Chapter 1: What is High Availability?


What is High Availability?

A high availability cluster includes two or more machines that are configured so that, if one machine (or application) is brought down, the second machine assumes the workload of both machines. Each of these machines is called one node of the high availability cluster. A high availability cluster is typically used in an environment that must always be available, for example, a banking system to which clients must connect continuously, 365 days a year.

Sybase’s Failover product enables Adaptive Server to work in a high availability cluster in active-active or active-passive configuration.

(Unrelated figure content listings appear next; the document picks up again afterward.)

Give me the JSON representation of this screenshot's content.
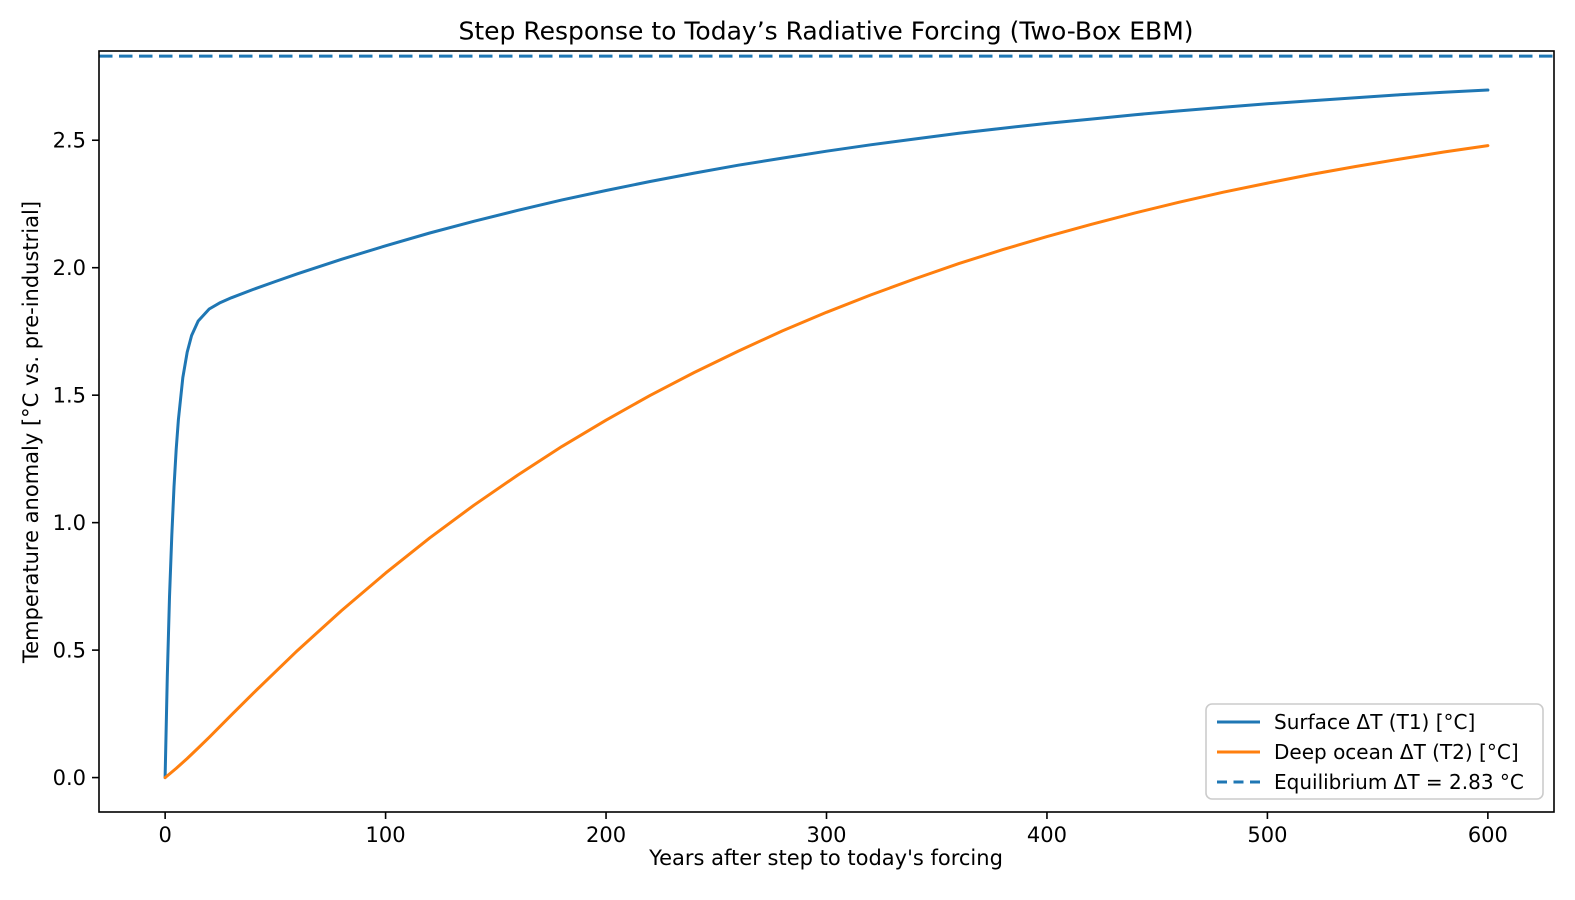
{
  "colors": {
    "surface_line": "#1f77b4",
    "deep_ocean_line": "#ff7f0e",
    "equilibrium_line": "#1f77b4",
    "axis": "#000000",
    "legend_border": "#cccccc",
    "background": "#ffffff"
  },
  "legend": {
    "position": "lower-right",
    "entries": [
      {
        "label": "Surface ΔT (T1) [°C]",
        "color": "#1f77b4",
        "dashed": false
      },
      {
        "label": "Deep ocean ΔT (T2) [°C]",
        "color": "#ff7f0e",
        "dashed": false
      },
      {
        "label": "Equilibrium ΔT = 2.83 °C",
        "color": "#1f77b4",
        "dashed": true
      }
    ]
  },
  "chart_data": {
    "type": "line",
    "title": "Step Response to Today’s Radiative Forcing (Two-Box EBM)",
    "xlabel": "Years after step to today's forcing",
    "ylabel": "Temperature anomaly [°C vs. pre-industrial]",
    "xlim": [
      -30,
      630
    ],
    "ylim": [
      -0.135,
      2.85
    ],
    "grid": false,
    "legend_position": "lower right",
    "xticks": {
      "values": [
        0,
        100,
        200,
        300,
        400,
        500,
        600
      ],
      "labels": [
        "0",
        "100",
        "200",
        "300",
        "400",
        "500",
        "600"
      ]
    },
    "yticks": {
      "values": [
        0.0,
        0.5,
        1.0,
        1.5,
        2.0,
        2.5
      ],
      "labels": [
        "0.0",
        "0.5",
        "1.0",
        "1.5",
        "2.0",
        "2.5"
      ]
    },
    "equilibrium": {
      "value": 2.83,
      "label": "Equilibrium ΔT = 2.83 °C",
      "color": "#1f77b4",
      "style": "dashed"
    },
    "series": [
      {
        "name": "Surface ΔT (T1) [°C]",
        "color": "#1f77b4",
        "style": "solid",
        "x": [
          0,
          1,
          2,
          3,
          4,
          5,
          6,
          8,
          10,
          12,
          15,
          20,
          25,
          30,
          40,
          50,
          60,
          80,
          100,
          120,
          140,
          160,
          180,
          200,
          220,
          240,
          260,
          280,
          300,
          320,
          340,
          360,
          380,
          400,
          420,
          440,
          460,
          480,
          500,
          520,
          540,
          560,
          580,
          600
        ],
        "y": [
          0.0,
          0.397,
          0.708,
          0.95,
          1.14,
          1.288,
          1.404,
          1.568,
          1.669,
          1.734,
          1.791,
          1.838,
          1.863,
          1.882,
          1.915,
          1.946,
          1.976,
          2.033,
          2.086,
          2.136,
          2.182,
          2.225,
          2.266,
          2.303,
          2.338,
          2.371,
          2.402,
          2.43,
          2.457,
          2.482,
          2.505,
          2.527,
          2.547,
          2.566,
          2.583,
          2.6,
          2.615,
          2.629,
          2.643,
          2.655,
          2.667,
          2.678,
          2.688,
          2.697
        ]
      },
      {
        "name": "Deep ocean ΔT (T2) [°C]",
        "color": "#ff7f0e",
        "style": "solid",
        "x": [
          0,
          2,
          5,
          10,
          15,
          20,
          30,
          40,
          50,
          60,
          80,
          100,
          120,
          140,
          160,
          180,
          200,
          220,
          240,
          260,
          280,
          300,
          320,
          340,
          360,
          380,
          400,
          420,
          440,
          460,
          480,
          500,
          520,
          540,
          560,
          580,
          600
        ],
        "y": [
          0.0,
          0.014,
          0.036,
          0.075,
          0.116,
          0.158,
          0.245,
          0.331,
          0.415,
          0.498,
          0.655,
          0.802,
          0.94,
          1.068,
          1.187,
          1.299,
          1.402,
          1.499,
          1.589,
          1.673,
          1.752,
          1.825,
          1.893,
          1.956,
          2.016,
          2.071,
          2.122,
          2.17,
          2.215,
          2.257,
          2.296,
          2.332,
          2.366,
          2.397,
          2.426,
          2.454,
          2.479
        ]
      }
    ]
  }
}
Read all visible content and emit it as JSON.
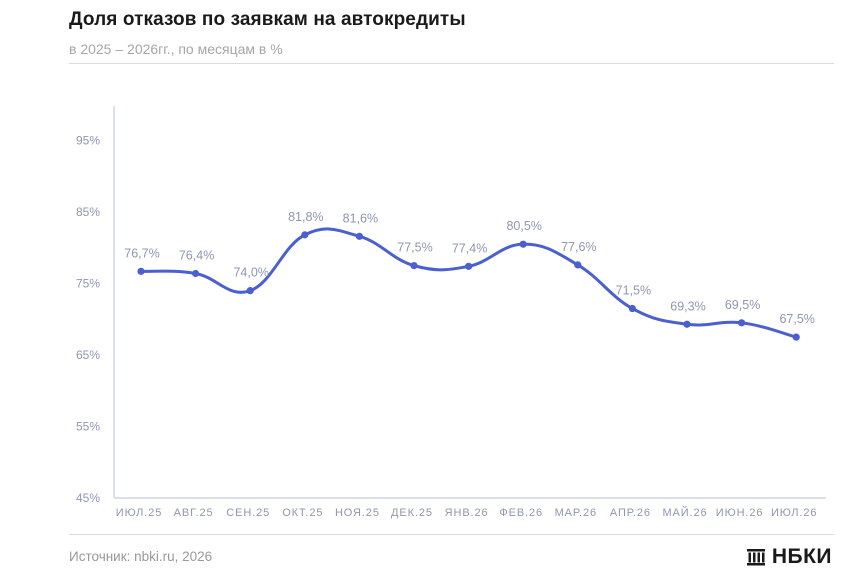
{
  "header": {
    "title": "Доля отказов по заявкам на автокредиты",
    "subtitle": "в 2025 – 2026гг., по месяцам в %"
  },
  "footer": {
    "source": "Источник: nbki.ru, 2026",
    "logo_text": "НБКИ",
    "logo_icon": "nbki-building-icon"
  },
  "colors": {
    "line": "#4a5fd0",
    "axis": "#c6cbe6",
    "tick_text": "#8f96b2"
  },
  "chart_data": {
    "type": "line",
    "title": "Доля отказов по заявкам на автокредиты",
    "subtitle": "в 2025 – 2026гг., по месяцам в %",
    "categories": [
      "ИЮЛ.25",
      "АВГ.25",
      "СЕН.25",
      "ОКТ.25",
      "НОЯ.25",
      "ДЕК.25",
      "ЯНВ.26",
      "ФЕВ.26",
      "МАР.26",
      "АПР.26",
      "МАЙ.26",
      "ИЮН.26",
      "ИЮЛ.26"
    ],
    "values": [
      76.7,
      76.4,
      74.0,
      81.8,
      81.6,
      77.5,
      77.4,
      80.5,
      77.6,
      71.5,
      69.3,
      69.5,
      67.5
    ],
    "labels": [
      "76,7%",
      "76,4%",
      "74,0%",
      "81,8%",
      "81,6%",
      "77,5%",
      "77,4%",
      "80,5%",
      "77,6%",
      "71,5%",
      "69,3%",
      "69,5%",
      "67,5%"
    ],
    "yticks": [
      45,
      55,
      65,
      75,
      85,
      95
    ],
    "ytick_labels": [
      "45%",
      "55%",
      "65%",
      "75%",
      "85%",
      "95%"
    ],
    "ylim": [
      45,
      100
    ],
    "xlabel": "",
    "ylabel": "",
    "grid": false,
    "smooth": true
  }
}
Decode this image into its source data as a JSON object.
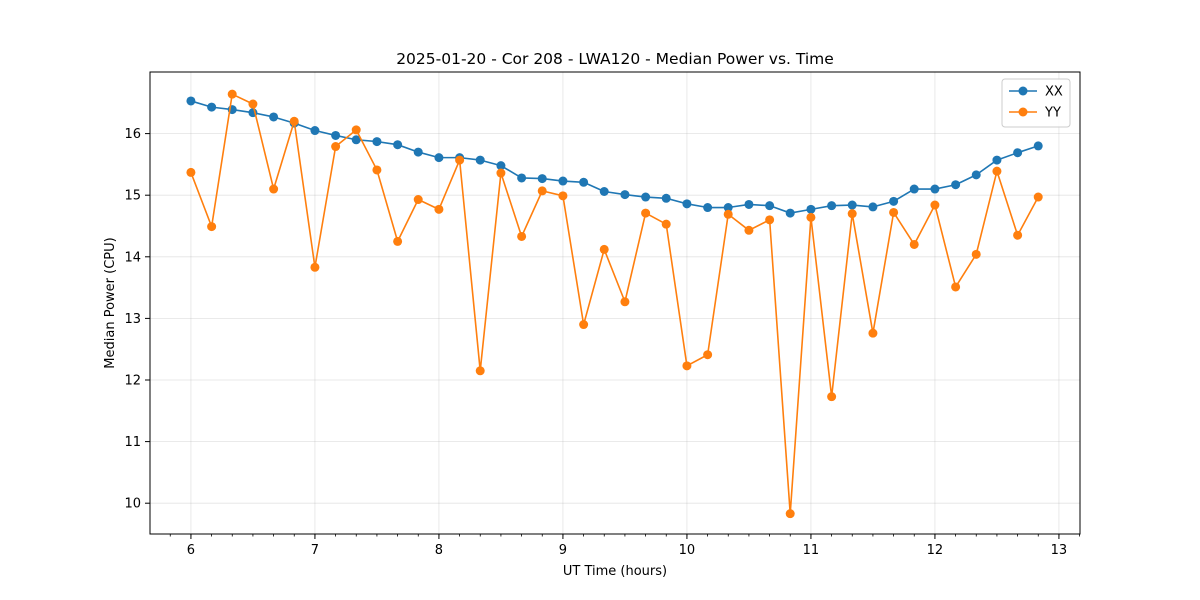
{
  "chart_data": {
    "type": "line",
    "title": "2025-01-20 - Cor 208 - LWA120 - Median Power vs. Time",
    "xlabel": "UT Time (hours)",
    "ylabel": "Median Power (CPU)",
    "xlim": [
      5.67,
      13.17
    ],
    "ylim": [
      9.5,
      17.0
    ],
    "xticks": [
      6,
      7,
      8,
      9,
      10,
      11,
      12,
      13
    ],
    "yticks": [
      10,
      11,
      12,
      13,
      14,
      15,
      16
    ],
    "grid": true,
    "legend_position": "top-right",
    "x": [
      6.0,
      6.167,
      6.333,
      6.5,
      6.667,
      6.833,
      7.0,
      7.167,
      7.333,
      7.5,
      7.667,
      7.833,
      8.0,
      8.167,
      8.333,
      8.5,
      8.667,
      8.833,
      9.0,
      9.167,
      9.333,
      9.5,
      9.667,
      9.833,
      10.0,
      10.167,
      10.333,
      10.5,
      10.667,
      10.833,
      11.0,
      11.167,
      11.333,
      11.5,
      11.667,
      11.833,
      12.0,
      12.167,
      12.333,
      12.5,
      12.667,
      12.833
    ],
    "series": [
      {
        "name": "XX",
        "color": "#1f77b4",
        "values": [
          16.53,
          16.43,
          16.39,
          16.34,
          16.27,
          16.17,
          16.05,
          15.97,
          15.9,
          15.87,
          15.82,
          15.7,
          15.61,
          15.61,
          15.57,
          15.48,
          15.28,
          15.27,
          15.23,
          15.21,
          15.06,
          15.01,
          14.97,
          14.95,
          14.86,
          14.8,
          14.8,
          14.85,
          14.83,
          14.71,
          14.77,
          14.83,
          14.84,
          14.81,
          14.9,
          15.1,
          15.1,
          15.17,
          15.33,
          15.57,
          15.69,
          15.8
        ]
      },
      {
        "name": "YY",
        "color": "#ff7f0e",
        "values": [
          15.37,
          14.49,
          16.64,
          16.48,
          15.1,
          16.2,
          13.83,
          15.79,
          16.06,
          15.41,
          14.25,
          14.93,
          14.77,
          15.57,
          12.15,
          15.36,
          14.33,
          15.07,
          14.99,
          12.9,
          14.12,
          13.27,
          14.71,
          14.53,
          12.23,
          12.41,
          14.69,
          14.43,
          14.6,
          9.83,
          14.64,
          11.73,
          14.7,
          12.76,
          14.72,
          14.2,
          14.84,
          13.51,
          14.04,
          15.39,
          14.35,
          14.97
        ]
      }
    ]
  }
}
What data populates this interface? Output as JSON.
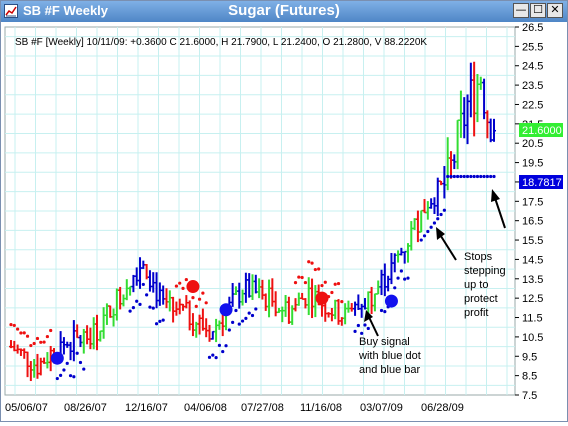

Active-active configuration

An active-active setup is a two node configuration where both nodes in the cluster include Adaptive Servers managing independent workloads, and are capable of taking over each other’s workload in the event of a failure.

The Adaptive Server that takes over the workload is called a secondary companion, and the Adaptive Server that fails is called the primary companion. Together they are companion servers. This movement from one node to another is called failover. After the primary companion is ready to resume its workload, it is moved back to its original node. This movement is called failback.

During failover clients connected to the primary companion using the failover property automatically reestablish their network connections to the secondary companion.

You must tune your operating system to successfully manage both Adaptive Servers during failover. See your operating system documentation for information about reconfiguring your system for high availability.

NoteAn Adaptive Server configured for failover in an active-active setup can be shut down using the shutdown command only after you have suspended Adaptive Server from the companion configuration, at both the server level and the platform level. For more information, see the configuration chapter of this manual for your platform.

Active-passive configuration

The active-passive configuration is a multi-node setup that involves a single Adaptive Server, a primary node on which the Adaptive Server primarily runs, and a set of secondary nodes which can potentially host the Adaptive Server and its resources.

When the Adaptive Server can no longer continue to run on the primary node, failover occurs and the Adaptive Server is relocated and restarted on a secondary node. The Adaptive Server can be moved back to the primary node after it recovers and when it can successfully host the Adaptive Server and any associated resources.

In the case of failover or failback, clients connected to the Adaptive Server re-establish their network connections and resubmit any uncommitted transactions when the Adaptive Server is restarted on the secondary node. Client connections using the failover property automatically reestablish their connections.

Sybase provides active-passive configuration support for Sun Cluster 3.0. Contact your provider for other cluster platforms. See Chapter 12, “Active-Passive Configuration for Sun Cluster 3.0,” for detailed information on configuring Adaptive Server in the active-passive mode for Sun Cluster 3.0. Other chapters of this manual pertain to the active-active configuration unless otherwise specified.

Note Adaptive Server configured for failover in an active-passive setup can be shut down using the shutdown command only after you disable monitoring on the Adaptive Server at the platform level.